Little Jaffna (2025) de Lawrence Valin

par Selenie  -  8 Mai 2025, 07:25  -  #Critiques de films

Premier long métrage de Lawrence Valin, qui s'inspire de son propre vécu en tant que membre d'une famille franco-tamoule pour écrire son histoire. Fasciné par les questions d'identité culturelle il poursuit la thématique dans la continuité de ses courts métrages "Little Jaffna" (2018) et "The Loyal man" (2020).

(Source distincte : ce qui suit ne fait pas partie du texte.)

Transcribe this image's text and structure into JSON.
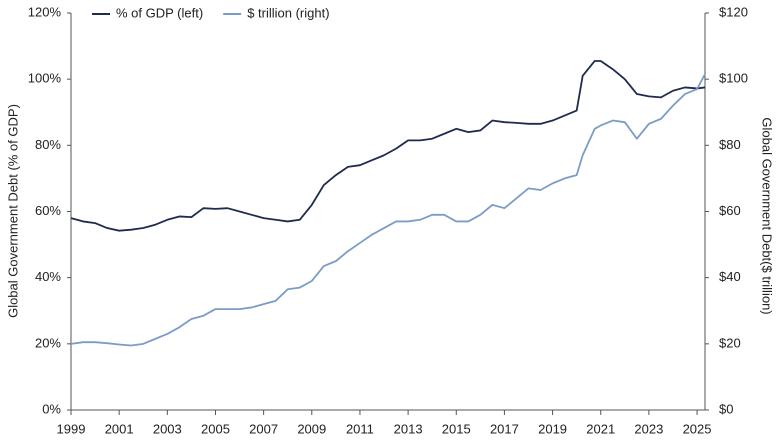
{
  "chart_data": {
    "type": "line",
    "y_label": "Global Government Debt (% of GDP)",
    "y2_label": "Global Government Debt($ trillion)",
    "x": [
      1999,
      1999.5,
      2000,
      2000.5,
      2001,
      2001.5,
      2002,
      2002.5,
      2003,
      2003.5,
      2004,
      2004.5,
      2005,
      2005.5,
      2006,
      2006.5,
      2007,
      2007.5,
      2008,
      2008.5,
      2009,
      2009.5,
      2010,
      2010.5,
      2011,
      2011.5,
      2012,
      2012.5,
      2013,
      2013.5,
      2014,
      2014.5,
      2015,
      2015.5,
      2016,
      2016.5,
      2017,
      2017.5,
      2018,
      2018.5,
      2019,
      2019.5,
      2020,
      2020.25,
      2020.75,
      2021,
      2021.5,
      2022,
      2022.5,
      2023,
      2023.5,
      2024,
      2024.5,
      2025,
      2025.33
    ],
    "series": [
      {
        "name": "% of GDP (left)",
        "color": "#1f2a4f",
        "axis": "y",
        "values": [
          58,
          57,
          56.5,
          55,
          54.2,
          54.5,
          55,
          56,
          57.5,
          58.5,
          58.3,
          61,
          60.8,
          61,
          60,
          59,
          58,
          57.5,
          57,
          57.5,
          62,
          68,
          71,
          73.5,
          74,
          75.5,
          77,
          79,
          81.5,
          81.5,
          82,
          83.5,
          85,
          84,
          84.5,
          87.5,
          87,
          86.8,
          86.5,
          86.5,
          87.5,
          89,
          90.5,
          101,
          105.5,
          105.5,
          103,
          100,
          95.5,
          94.8,
          94.5,
          96.5,
          97.5,
          97.2,
          97.5
        ]
      },
      {
        "name": "$ trillion (right)",
        "color": "#7a9cc6",
        "axis": "y2",
        "values": [
          20,
          20.5,
          20.5,
          20.2,
          19.8,
          19.5,
          20,
          21.5,
          23,
          25,
          27.5,
          28.5,
          30.5,
          30.5,
          30.5,
          31,
          32,
          33,
          36.5,
          37,
          39,
          43.5,
          45,
          48,
          50.5,
          53,
          55,
          57,
          57,
          57.5,
          59,
          59,
          57,
          57,
          59,
          62,
          61,
          64,
          67,
          66.5,
          68.5,
          70,
          71,
          77,
          85,
          86,
          87.5,
          87,
          82,
          86.5,
          88,
          92,
          95.5,
          97,
          101.5
        ]
      }
    ],
    "xlim": [
      1999,
      2025.33
    ],
    "xticks": [
      1999,
      2001,
      2003,
      2005,
      2007,
      2009,
      2011,
      2013,
      2015,
      2017,
      2019,
      2021,
      2023,
      2025
    ],
    "ylim": [
      0,
      120
    ],
    "yticks": [
      {
        "value": 0,
        "label": "0%"
      },
      {
        "value": 20,
        "label": "20%"
      },
      {
        "value": 40,
        "label": "40%"
      },
      {
        "value": 60,
        "label": "60%"
      },
      {
        "value": 80,
        "label": "80%"
      },
      {
        "value": 100,
        "label": "100%"
      },
      {
        "value": 120,
        "label": "120%"
      }
    ],
    "y2lim": [
      0,
      120
    ],
    "y2ticks": [
      {
        "value": 0,
        "label": "$0"
      },
      {
        "value": 20,
        "label": "$20"
      },
      {
        "value": 40,
        "label": "$40"
      },
      {
        "value": 60,
        "label": "$60"
      },
      {
        "value": 80,
        "label": "$80"
      },
      {
        "value": 100,
        "label": "$100"
      },
      {
        "value": 120,
        "label": "$120"
      }
    ],
    "grid": false,
    "legend": "top"
  }
}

Le réalisateur-scénariste-acteur s'octroie de surcroît le rôle principal, et co-écrit son scénario avec de nombreuses autres mains, les inconnus Marlène Poste et Arthur Beaupère, puis Yacine Badday qui a signé "L'Été Éternité" (2022) de Emilie Aussel et "Acide" (2023) de Just Philippot, Malysone Bovorasmy scénariste de "Deux" (2018) de Filippo Meneghetti, puis Gaëlle Macé autrice sur "Partir" (2009) de Catherine Corsini, "Belle Épine" (2010) et "Grand Central" (2013) tous deux de Rebecca Zlotowski. Le cinéaste cite comme référence les films de Wong Kar-Wai pour l'atmosphère stylisé, puis le cinéma indien en particulier le réalisateur Tamil Nadu notamment pour le mélange des sons tamoules et l'électro contemporaine. Précisons que le titre est le surnom du quartier à majorité tamoule du quartier de La Chapelle à Paris...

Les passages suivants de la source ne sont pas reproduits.